Now let's say I wanted to move one [imath]a[/imath] from the right-hand side of the equation to the left-hand side of the equation.
Then the equation would look like this: [imath]\frac{c^2}{a} = a * b^2[/imath].

And this would work because in this case, [imath]\frac{c^2}{a}[/imath] is equal to [imath]a * b^2[/imath].


But now, If I changed the multiply symbol to the plus symbol, the equation would no longer work.
If I have an equation [imath]c^2 = a^2 + b^2[/imath], then that is the same as [imath]c * c = a * a + b * b[/imath].

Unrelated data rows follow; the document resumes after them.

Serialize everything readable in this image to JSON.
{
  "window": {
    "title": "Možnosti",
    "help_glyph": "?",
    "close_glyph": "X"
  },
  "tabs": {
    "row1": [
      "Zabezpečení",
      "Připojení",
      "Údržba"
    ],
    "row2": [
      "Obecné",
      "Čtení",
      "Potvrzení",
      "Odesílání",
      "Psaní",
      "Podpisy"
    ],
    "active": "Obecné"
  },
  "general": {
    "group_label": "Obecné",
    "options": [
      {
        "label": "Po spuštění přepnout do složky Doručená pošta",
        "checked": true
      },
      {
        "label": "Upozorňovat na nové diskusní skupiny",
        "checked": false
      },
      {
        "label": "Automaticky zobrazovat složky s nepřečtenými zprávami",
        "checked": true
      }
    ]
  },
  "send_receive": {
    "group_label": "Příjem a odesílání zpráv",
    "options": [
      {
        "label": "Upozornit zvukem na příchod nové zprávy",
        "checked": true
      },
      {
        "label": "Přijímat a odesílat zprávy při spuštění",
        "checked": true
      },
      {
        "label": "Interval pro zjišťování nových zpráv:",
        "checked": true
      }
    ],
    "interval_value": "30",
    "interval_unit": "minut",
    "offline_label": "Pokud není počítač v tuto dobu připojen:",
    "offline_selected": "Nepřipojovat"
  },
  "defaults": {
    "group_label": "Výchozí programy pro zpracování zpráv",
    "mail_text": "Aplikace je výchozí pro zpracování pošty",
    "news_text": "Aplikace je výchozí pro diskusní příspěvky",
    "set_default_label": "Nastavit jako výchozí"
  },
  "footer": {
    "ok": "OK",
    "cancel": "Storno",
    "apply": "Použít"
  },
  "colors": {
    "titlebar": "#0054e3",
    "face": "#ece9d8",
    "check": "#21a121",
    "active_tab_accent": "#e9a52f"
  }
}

If I tried to move one [imath]a[/imath] from the right-hand side of the equation to the left-hand side of the equation now,
the equation would be [imath]\frac{c^2}{a} = a + b^2[/imath].
But if I try to plug in the numbers, the result is incorrect.

And so my question is: Why the equation [imath]\frac{c^2}{a} = a + b^2[/imath] doesn't work, but equation [imath]\frac{c^2}{a} = a * b^2[/imath] does work?

We say moving variable for short. Actual operation is:

c*c = a*a + b*b

c*c *1 = 1 * (a*a + b*b)

c*c = a * 1/a * (a*a + b * b)

c*c = a * (1/a * a*a + 1/a * b * b)

c*c = a * (a + 1/a * b * b)

c*c * 1/a = 1/a * a * (a + 1/a * b * b)

c*c * 1/a = 1 * (a + 1/a * b * b)

c*c / a = (a + 1/a * b * b)

I think the key to your confusion is the way 1/a was distributed (c*c = a * 1/a * (a*a + b * b)

This response is very similar to the response by @BigBeachBanana - I did not realize that server went down and mine was not posted.

 

[Steven G]

We know that 12= 4 + 8
The question is does 12/4 = 4/4 + 8?
You can't divide the whole left side by say 4 and only part of the right side by 4 and expect equality.